On the level of plot, the novel first presents an encounter between Sammler and a pickpocket on a subway car, and follows the anonymous relationship which follows.

Similarly, there is a sub-plot involving another relationship between Sammler and Lal, an East Indian academic. This plot contrasts sharply in one respect at least with the first, because where the Sammler-Lal relationship is characterized by silence, the Sammler-Lal relationship is on the surface at least entirely verbal.

The recurrent element throughout the story is the reaction of Sammler to the world around him. Sammler and persons he meets are defined by Sammler's reactions and he is defined also.

Sammler, the elderly Old World aristocrat and intellectual, plays a role comparable with the wild-west gunslinger. But instead of the six-gun, Sammler carries the accumulated culture of Western Civilization in his mind.

Sammler encounters adversaries, not least the relationship with Lal, but also 70's college radicals, and the shoot-out which ensues is a competition between eras and world outlooks. Likewise, Sammler encounters individuals within his own family which results in a clash of moral values. As readers, we are on Sammler's side, just as we are on Clint Eastwood's side when he rides into Deadwood to assert rightness over the morally lapsed inhabitants there.

The confrontation between Sammler and (then) contemporary culture in American is most pointed when Sammler is invited to address a college audience on the subject of 20th Century European history. Sammler delivers an urbane lecture, punctuated with recall by memory of remarks made in his presence by some the principals, which is suddenly interrupted.

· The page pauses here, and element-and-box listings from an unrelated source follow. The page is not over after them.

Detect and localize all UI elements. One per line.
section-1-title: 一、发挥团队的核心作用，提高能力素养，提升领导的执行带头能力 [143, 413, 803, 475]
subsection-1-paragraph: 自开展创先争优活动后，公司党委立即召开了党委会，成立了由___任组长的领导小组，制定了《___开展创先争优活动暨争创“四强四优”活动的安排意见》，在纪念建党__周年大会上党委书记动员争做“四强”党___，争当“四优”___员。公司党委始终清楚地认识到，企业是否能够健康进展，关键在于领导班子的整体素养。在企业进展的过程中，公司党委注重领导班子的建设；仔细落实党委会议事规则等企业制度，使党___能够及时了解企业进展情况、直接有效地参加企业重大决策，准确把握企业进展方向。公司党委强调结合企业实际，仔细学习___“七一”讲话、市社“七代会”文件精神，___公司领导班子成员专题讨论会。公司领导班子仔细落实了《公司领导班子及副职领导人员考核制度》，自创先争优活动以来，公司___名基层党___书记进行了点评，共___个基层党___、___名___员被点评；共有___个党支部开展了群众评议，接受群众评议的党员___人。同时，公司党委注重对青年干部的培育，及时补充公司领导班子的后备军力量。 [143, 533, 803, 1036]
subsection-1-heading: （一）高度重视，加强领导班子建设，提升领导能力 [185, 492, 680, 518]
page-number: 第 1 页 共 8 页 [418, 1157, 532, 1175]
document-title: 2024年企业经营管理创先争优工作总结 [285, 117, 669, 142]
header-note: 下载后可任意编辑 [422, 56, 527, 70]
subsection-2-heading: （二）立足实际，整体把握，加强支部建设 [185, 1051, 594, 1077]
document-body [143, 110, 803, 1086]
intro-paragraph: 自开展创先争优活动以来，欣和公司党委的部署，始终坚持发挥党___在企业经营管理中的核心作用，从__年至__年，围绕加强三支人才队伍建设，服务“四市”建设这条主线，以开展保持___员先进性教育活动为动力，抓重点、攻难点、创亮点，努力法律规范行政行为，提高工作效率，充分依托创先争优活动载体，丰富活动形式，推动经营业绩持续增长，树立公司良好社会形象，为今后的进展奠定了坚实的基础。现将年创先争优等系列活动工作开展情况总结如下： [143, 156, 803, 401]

We all take different things from the books we read. Some I suspect appreciate the large statements and others the small detail. I happen to especially enjoy small anecdotal parts. In Sammler those parts that stick in my memory are Artur's command of the soft disarming answer.

As the novel progresses toward its conclusion, Sammler, never abandoning the neutral, even kind, treatment he gives Angela, and indeed everyone, exposes her motives. Sammler, as the hero of the novel and as the reader's hero as well, holds up each character to the light.